Fun & Famous
GETTING DRUNK AT AN OFFICE PARTY: HOW GREAT IS THAT?
Obviously it’s an absolute dime when one of your colleagues jumps up on the pool table with her legs spread wide open yelling ’take me, take me now’, or when the receptionist attempts to do the moonwalk but ends up tripping and falling over and your boss spends at least 3 minutes looking like an idiot trying to close his zipper – but then the following day this question arises: is it smart to get wasted at a company party?
I’m saying: No. Luckily all the company parties I’ve been to haven’t consisted of any of these embarrassing moments. Besides, alcohol makes me way too overconfident and I end up saying dumb/blunt/politically incorrect/frank things. More then I’d like too. Take note of the word ‘more’: things just roll out of my mouth. Things that would be best if I kept them to myself. Luckily, thus far I’ve been able to control the damage.

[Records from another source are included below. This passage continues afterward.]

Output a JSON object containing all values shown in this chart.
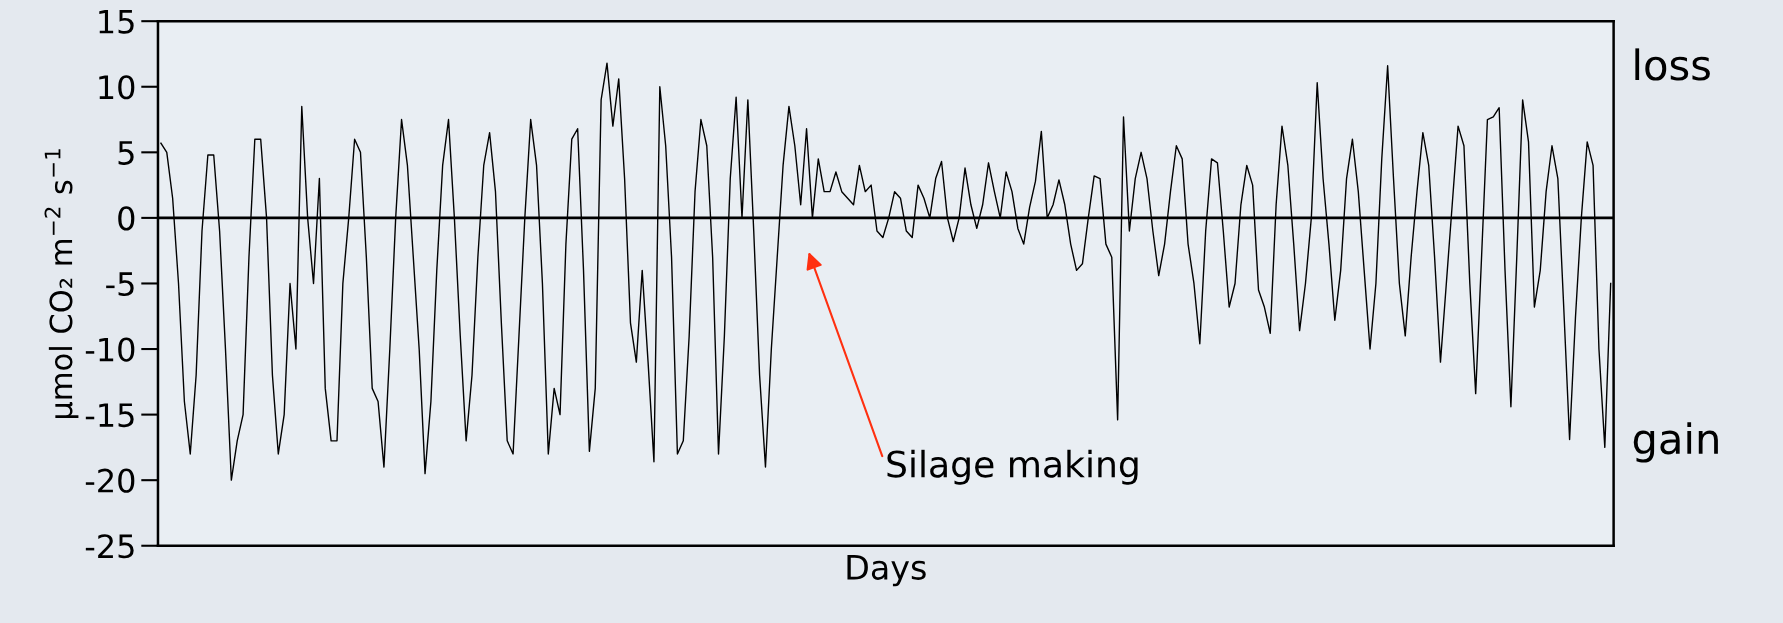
{
  "chart_data": {
    "type": "line",
    "xlabel": "Days",
    "ylabel": "μmol CO₂ m$^{−2}$ s$^{−1}$",
    "ylim": [
      -25,
      15
    ],
    "yticks": [
      -25,
      -20,
      -15,
      -10,
      -5,
      0,
      5,
      10,
      15
    ],
    "tick_labels": "y",
    "grid": false,
    "legend": false,
    "marker": "none",
    "line_style": "solid",
    "ref_lines": [
      {
        "axis": "y",
        "value": 0,
        "color": "#000000"
      }
    ],
    "annotations": [
      "Silage making",
      "loss",
      "gain"
    ],
    "categories": [
      null,
      null,
      null,
      null,
      null,
      null,
      null,
      null,
      null,
      null,
      null,
      null,
      null,
      null,
      null,
      null,
      null,
      null,
      null,
      null,
      null,
      null,
      null,
      null,
      null,
      null,
      null,
      null,
      null,
      null,
      null,
      null,
      null,
      null,
      null,
      null,
      null,
      null,
      null,
      null,
      null,
      null,
      null,
      null,
      null,
      null,
      null,
      null,
      null,
      null,
      null,
      null,
      null,
      null,
      null,
      null,
      null,
      null,
      null,
      null,
      null,
      null,
      null,
      null,
      null,
      null,
      null,
      null,
      null,
      null,
      null,
      null,
      null,
      null,
      null,
      null,
      null,
      null,
      null,
      null,
      null,
      null,
      null,
      null,
      null,
      null,
      null,
      null,
      null,
      null,
      null,
      null,
      null,
      null,
      null,
      null,
      null,
      null,
      null,
      null,
      null,
      null,
      null,
      null,
      null,
      null,
      null,
      null,
      null,
      null,
      null,
      null,
      null,
      null,
      null,
      null,
      null,
      null,
      null,
      null,
      null,
      null,
      null,
      null,
      null,
      null,
      null,
      null,
      null,
      null,
      null,
      null,
      null,
      null,
      null,
      null,
      null,
      null,
      null,
      null,
      null,
      null,
      null,
      null,
      null,
      null,
      null,
      null,
      null,
      null,
      null,
      null,
      null,
      null,
      null,
      null,
      null,
      null,
      null,
      null,
      null,
      null,
      null,
      null,
      null,
      null,
      null,
      null,
      null,
      null,
      null,
      null,
      null,
      null,
      null,
      null,
      null,
      null,
      null,
      null,
      null,
      null,
      null,
      null,
      null,
      null,
      null,
      null,
      null,
      null,
      null,
      null,
      null,
      null,
      null,
      null,
      null,
      null,
      null,
      null,
      null,
      null,
      null,
      null,
      null,
      null,
      null,
      null,
      null,
      null,
      null,
      null,
      null,
      null,
      null,
      null,
      null,
      null,
      null,
      null,
      null,
      null,
      null,
      null,
      null,
      null,
      null,
      null,
      null,
      null,
      null,
      null,
      null,
      null,
      null,
      null,
      null,
      null,
      null,
      null,
      null,
      null,
      null,
      null,
      null,
      null,
      null,
      null
    ],
    "series": [
      {
        "color": "#000000",
        "values": [
          5.7,
          5,
          1.5,
          -5,
          -14,
          -18,
          -12,
          -1,
          4.8,
          4.8,
          -1,
          -10,
          -20,
          -17,
          -15,
          -3,
          6,
          6,
          0,
          -12,
          -18,
          -15,
          -5,
          -10,
          8.5,
          0,
          -5,
          3,
          -13,
          -17,
          -17,
          -5,
          0,
          6,
          5,
          -3,
          -13,
          -14,
          -19,
          -10,
          0,
          7.5,
          4,
          -3,
          -10,
          -19.5,
          -14,
          -4,
          4,
          7.5,
          0,
          -9,
          -17,
          -12,
          -3,
          4,
          6.5,
          2,
          -8,
          -17,
          -18,
          -9,
          0,
          7.5,
          4,
          -5,
          -18,
          -13,
          -15,
          -2,
          6,
          6.8,
          -4,
          -17.8,
          -13,
          9,
          11.8,
          7,
          10.6,
          3,
          -8,
          -11,
          -4,
          -11,
          -18.6,
          10,
          5.5,
          -3,
          -18,
          -17,
          -9,
          2,
          7.5,
          5.5,
          -3,
          -18,
          -9,
          3,
          9.2,
          0,
          9,
          -1,
          -12,
          -19,
          -10,
          -3,
          4,
          8.5,
          5.5,
          1,
          6.8,
          0,
          4.5,
          2,
          2,
          3.5,
          2,
          1.5,
          1,
          4,
          2,
          2.5,
          -1,
          -1.5,
          0,
          2,
          1.5,
          -1,
          -1.5,
          2.5,
          1.5,
          0,
          3,
          4.3,
          0,
          -1.8,
          0,
          3.8,
          1,
          -0.8,
          1,
          4.2,
          2,
          0,
          3.5,
          2,
          -0.8,
          -2,
          0.8,
          2.8,
          6.6,
          0,
          1,
          2.9,
          1,
          -2,
          -4,
          -3.5,
          0,
          3.2,
          3,
          -2,
          -3,
          -15.4,
          7.7,
          -1,
          3,
          5,
          3,
          -1,
          -4.4,
          -2,
          2,
          5.5,
          4.5,
          -2,
          -5,
          -9.6,
          -1,
          4.5,
          4.2,
          -1,
          -6.8,
          -5,
          1,
          4,
          2.5,
          -5.5,
          -6.8,
          -8.8,
          1,
          7,
          4,
          -2,
          -8.6,
          -5,
          0,
          10.3,
          3,
          -2,
          -7.8,
          -4,
          3,
          6,
          2,
          -4,
          -10,
          -5,
          4.5,
          11.6,
          3,
          -5,
          -9,
          -3,
          2,
          6.5,
          4,
          -3,
          -11,
          -5,
          1,
          7,
          5.5,
          -5,
          -13.4,
          -3,
          7.5,
          7.7,
          8.4,
          -4,
          -14.4,
          -3,
          9,
          5.8,
          -6.8,
          -4,
          2,
          5.5,
          3,
          -6.8,
          -16.9,
          -7.6,
          0,
          5.8,
          4,
          -10,
          -17.5,
          -5
        ]
      }
    ]
  }
}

”Wondering why, WHY the heck I said something like ‘yes, I love giving blow jobs’ to people who really shouldn’t know the slightest about my sex life”

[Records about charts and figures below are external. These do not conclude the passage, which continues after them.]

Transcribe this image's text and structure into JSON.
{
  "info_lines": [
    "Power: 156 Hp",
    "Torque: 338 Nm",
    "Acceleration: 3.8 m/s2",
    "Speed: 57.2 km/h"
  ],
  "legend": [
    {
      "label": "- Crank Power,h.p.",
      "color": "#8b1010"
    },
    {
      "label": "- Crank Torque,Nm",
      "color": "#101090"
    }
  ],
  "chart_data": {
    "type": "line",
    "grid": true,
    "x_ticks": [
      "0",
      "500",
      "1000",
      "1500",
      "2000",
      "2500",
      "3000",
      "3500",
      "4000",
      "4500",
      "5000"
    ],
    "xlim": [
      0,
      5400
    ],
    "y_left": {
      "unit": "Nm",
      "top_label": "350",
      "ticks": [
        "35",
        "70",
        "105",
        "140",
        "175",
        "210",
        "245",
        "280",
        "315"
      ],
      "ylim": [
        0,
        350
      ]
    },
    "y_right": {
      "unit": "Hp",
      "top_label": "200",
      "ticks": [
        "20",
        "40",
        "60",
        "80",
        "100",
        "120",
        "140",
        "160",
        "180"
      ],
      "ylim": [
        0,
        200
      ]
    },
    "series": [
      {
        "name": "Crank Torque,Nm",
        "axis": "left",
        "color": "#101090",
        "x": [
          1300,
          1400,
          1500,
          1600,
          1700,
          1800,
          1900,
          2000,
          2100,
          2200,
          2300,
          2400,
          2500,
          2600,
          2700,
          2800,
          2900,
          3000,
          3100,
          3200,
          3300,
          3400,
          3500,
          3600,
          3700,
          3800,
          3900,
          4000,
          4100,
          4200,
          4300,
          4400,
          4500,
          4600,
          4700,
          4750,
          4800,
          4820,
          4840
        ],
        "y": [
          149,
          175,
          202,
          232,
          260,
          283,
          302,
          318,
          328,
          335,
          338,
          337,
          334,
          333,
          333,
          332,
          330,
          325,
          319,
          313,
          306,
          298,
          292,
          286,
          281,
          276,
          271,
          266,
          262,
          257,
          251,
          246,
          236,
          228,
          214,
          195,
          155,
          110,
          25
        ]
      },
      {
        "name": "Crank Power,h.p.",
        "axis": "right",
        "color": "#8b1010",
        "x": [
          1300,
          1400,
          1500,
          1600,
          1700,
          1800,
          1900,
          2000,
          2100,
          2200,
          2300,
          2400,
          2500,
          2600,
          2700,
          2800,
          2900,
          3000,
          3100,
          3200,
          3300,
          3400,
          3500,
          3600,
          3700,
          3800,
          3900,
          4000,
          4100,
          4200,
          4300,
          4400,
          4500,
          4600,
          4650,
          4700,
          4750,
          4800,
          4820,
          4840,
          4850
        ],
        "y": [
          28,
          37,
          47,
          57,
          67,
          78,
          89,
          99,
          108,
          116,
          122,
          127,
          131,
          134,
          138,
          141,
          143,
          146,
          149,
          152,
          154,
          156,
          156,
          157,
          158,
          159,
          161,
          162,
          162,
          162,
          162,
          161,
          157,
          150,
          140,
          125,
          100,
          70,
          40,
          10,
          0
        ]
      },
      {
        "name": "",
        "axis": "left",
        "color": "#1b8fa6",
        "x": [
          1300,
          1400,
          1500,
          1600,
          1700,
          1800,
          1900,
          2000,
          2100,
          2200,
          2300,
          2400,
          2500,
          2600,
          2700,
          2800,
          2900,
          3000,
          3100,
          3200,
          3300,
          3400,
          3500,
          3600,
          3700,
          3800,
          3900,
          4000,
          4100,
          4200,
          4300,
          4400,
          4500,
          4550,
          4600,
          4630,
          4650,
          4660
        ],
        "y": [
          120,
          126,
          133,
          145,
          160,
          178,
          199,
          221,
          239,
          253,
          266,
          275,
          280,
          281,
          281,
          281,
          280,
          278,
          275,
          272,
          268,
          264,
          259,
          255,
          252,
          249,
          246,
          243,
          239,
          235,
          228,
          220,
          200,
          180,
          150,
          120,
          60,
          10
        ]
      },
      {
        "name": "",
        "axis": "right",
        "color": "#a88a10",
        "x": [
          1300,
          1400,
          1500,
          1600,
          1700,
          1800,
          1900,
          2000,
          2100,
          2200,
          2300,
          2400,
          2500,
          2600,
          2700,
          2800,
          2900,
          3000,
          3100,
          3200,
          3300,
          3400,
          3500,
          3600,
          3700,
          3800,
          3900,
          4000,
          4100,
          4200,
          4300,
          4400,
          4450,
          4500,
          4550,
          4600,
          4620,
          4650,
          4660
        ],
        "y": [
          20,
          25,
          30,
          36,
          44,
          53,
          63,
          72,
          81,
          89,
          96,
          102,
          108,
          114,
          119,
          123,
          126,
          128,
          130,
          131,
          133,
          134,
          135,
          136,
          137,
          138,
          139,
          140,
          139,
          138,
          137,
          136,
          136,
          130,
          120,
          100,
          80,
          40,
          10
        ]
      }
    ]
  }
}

Once alcohol is involved, people are more bombastic, as in I wake up soaked in sweat and nervous out of pure and utter shame wondering why, WHY the heck I said something like ‘yes, I love giving blow jobs’ to people who really shouldn’t know the slightest about my sex life. No wait, let me rephrase what I just said: the fact that the conversation was about sex is fine – but I shouldn’t talk about the deed itself, in the office supply closet between all the post-its, perforations and HB pencils.

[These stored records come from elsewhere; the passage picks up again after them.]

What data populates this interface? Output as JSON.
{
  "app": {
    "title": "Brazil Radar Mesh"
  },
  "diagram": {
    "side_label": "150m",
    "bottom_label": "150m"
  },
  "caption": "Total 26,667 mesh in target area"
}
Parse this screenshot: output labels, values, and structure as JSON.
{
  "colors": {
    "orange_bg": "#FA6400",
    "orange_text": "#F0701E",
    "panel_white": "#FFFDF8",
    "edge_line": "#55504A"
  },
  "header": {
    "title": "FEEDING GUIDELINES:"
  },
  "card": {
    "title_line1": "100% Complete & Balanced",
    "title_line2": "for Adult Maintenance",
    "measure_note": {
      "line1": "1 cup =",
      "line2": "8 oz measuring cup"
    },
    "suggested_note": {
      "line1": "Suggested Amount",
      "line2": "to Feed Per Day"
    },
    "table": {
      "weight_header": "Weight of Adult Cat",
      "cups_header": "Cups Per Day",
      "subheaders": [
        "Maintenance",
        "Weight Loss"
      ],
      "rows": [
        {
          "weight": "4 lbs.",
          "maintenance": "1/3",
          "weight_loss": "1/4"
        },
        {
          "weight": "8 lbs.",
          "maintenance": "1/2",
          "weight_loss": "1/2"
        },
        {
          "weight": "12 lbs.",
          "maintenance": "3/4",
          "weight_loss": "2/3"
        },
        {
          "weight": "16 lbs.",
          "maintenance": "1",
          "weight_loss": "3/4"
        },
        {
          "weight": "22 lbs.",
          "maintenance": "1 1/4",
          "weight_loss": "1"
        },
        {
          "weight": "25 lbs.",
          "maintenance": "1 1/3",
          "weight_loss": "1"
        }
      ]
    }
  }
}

The best and most legendary company parties always result in sex, between others, who leave a stash of black mail at the photocopier because yes, this is one of those kinkier areas that people who are in the mood can’t help but give a shot. Or sobfests because of that unrequited office love. Or a spectacle of a boss who manages to turn the entire office into a junk yard because he manages to fall and break every possible thing in the office. It’s hilarious, you’ll have people on the floor laughing – but it’s not a smart move. It sounds like such a smart move to organize – a company party – a moment for managers and other employees to level up due to alcohol. But should you really ever level with your coworkers?
”You know: what happens at a company party, doesn’t stay at a company party. Shit is going to live a life of their own.”
No, you really shouldn’t want that. Most companies consist of hierarchies. There’s a reason for this – no matter how much you might hate it. You can pretend like you’re equals, but in the end it’s person A who is responsible for results, not person B who’s responsible for something entirely different. Catch my drift? But how are you going to take person A serious after a company party after you saw them hooking up with one of the interns in the office hallway? I might make them more ‘humane’, but it’ll also make them feel like less of a boss. Hence, less professional. Because is this intern now going to get jobs and other things that you’ve been working so hard to obtain?
And what if person B is extremely intoxicated and blurts out all the things that are wrong with person A? Because everyone’s got things about coworkers that annoys them and after a couple of glasses of wine (or which ever alcohol beverage you’re drinking), arguments easily arise as well as misunderstanding. Admit it: it would have been a smarter move if person B had talked about the issue during office hours in a professional manner. For those around you it often leads to fantastic and hilarious scenes, but those can end up living a life of their own. You don’t want that. You know: what happens at a company party, doesn’t stay at a company party. Shit is going to live a life of their own like I just said and before you know it, the dynamic at the office is going to go topsy-turvy. Good luck with the damage.